E um novo ano começou, e eu já meio confusa sobre o mundo e seu funcionamento... Confusa sobre o funcionamento da cabeça das pessoas, na verdade. Sobre a minha cabeça. Tudo bem, não vou entrar numas pirações muito loucas que costumam vir depois desse estágio; vou seguir minha única resolução séria de ano novo e levar um dia de cada vez, fazendo o melhor que eu puder fazer por mim mesma e pelas pessoas de quem eu gosto. Se, claro, houver algo que eu puder fazer pelas pessoas. Começar a pensar em ser uma boa médica acho que vem como resultado de me esforçar rios na faculdade, e isso tá incluso em fazer o melhor por mim mesma. Se não vier, fica aí mais alguma coisa a se tentar.
Claro, as pseudo-resoluções de fim de ano acho que tinham a ver com melhorar minhas habilidades no violão e na gaita e me apaixonar.
As duas primeiras coisas são possíveis, e apesar da preguiça e do desânimo, e de querer às vezes esmagar minhas mãos que não obedecem o que a mente manda fazer, é só praticar. Tudo bem.
A terceira coisa depende de sorte e provavelmente do nível de carência com que eu passar esse ano. Explico: passar o ano muito carente implica que provavelmente vou me (pseudo)apaixonar por qualquer um que abra a porta do carro pra mim (a.k.a. ninguém); passar o ano com os níveis de carência seguros (não-existentes, ou quase isso) significa que, se rolar, vai ser pelos motivos certos. Só falta a pessoa, né... Bem.
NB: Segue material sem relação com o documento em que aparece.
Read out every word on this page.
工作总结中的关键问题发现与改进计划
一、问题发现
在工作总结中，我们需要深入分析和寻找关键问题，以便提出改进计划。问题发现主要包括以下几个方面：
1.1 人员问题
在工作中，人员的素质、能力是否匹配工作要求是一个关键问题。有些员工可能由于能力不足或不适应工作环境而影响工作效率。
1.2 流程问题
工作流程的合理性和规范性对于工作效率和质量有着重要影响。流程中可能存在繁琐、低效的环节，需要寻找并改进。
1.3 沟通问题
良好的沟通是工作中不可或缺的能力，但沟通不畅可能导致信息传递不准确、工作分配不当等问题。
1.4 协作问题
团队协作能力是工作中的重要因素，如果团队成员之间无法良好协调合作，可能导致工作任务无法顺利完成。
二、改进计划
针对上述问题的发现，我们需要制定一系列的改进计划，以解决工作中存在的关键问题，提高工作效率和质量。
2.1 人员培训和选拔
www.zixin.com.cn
O Gato diz que eu devia tentar ser feliz sozinha. Eu concordo, mas hey, é o que tentei fazer a vida toda. É o que ainda tento fazer. Mas sinto falta de namorar, daquela sensação boa que era ficar abraçada, conversar horas e horas sobre tudo, não ter que ter defesas levantadas o tempo todo. Mas, bem, não me vejo com um namorado tão cedo. Até porque sou chata com essas coisas - pra mim, namoros deveriam ser simples, e aparentemente só ficaram mais complicados. Ou talvez eu seja a estranha no mundo mesmo, com todo o meu romantismo e ideais bonitos bem guardados lá no fundo de uma caixa empoeirada nos confins da mente.
Beijinhos, e um último suco de kiwi antes da volta às aulas.
1 comments:
Pois é amics,
Eu entendo como se sente...mas enfim.
Tente ocupar a mente com coisas construtivas, evite o ócio.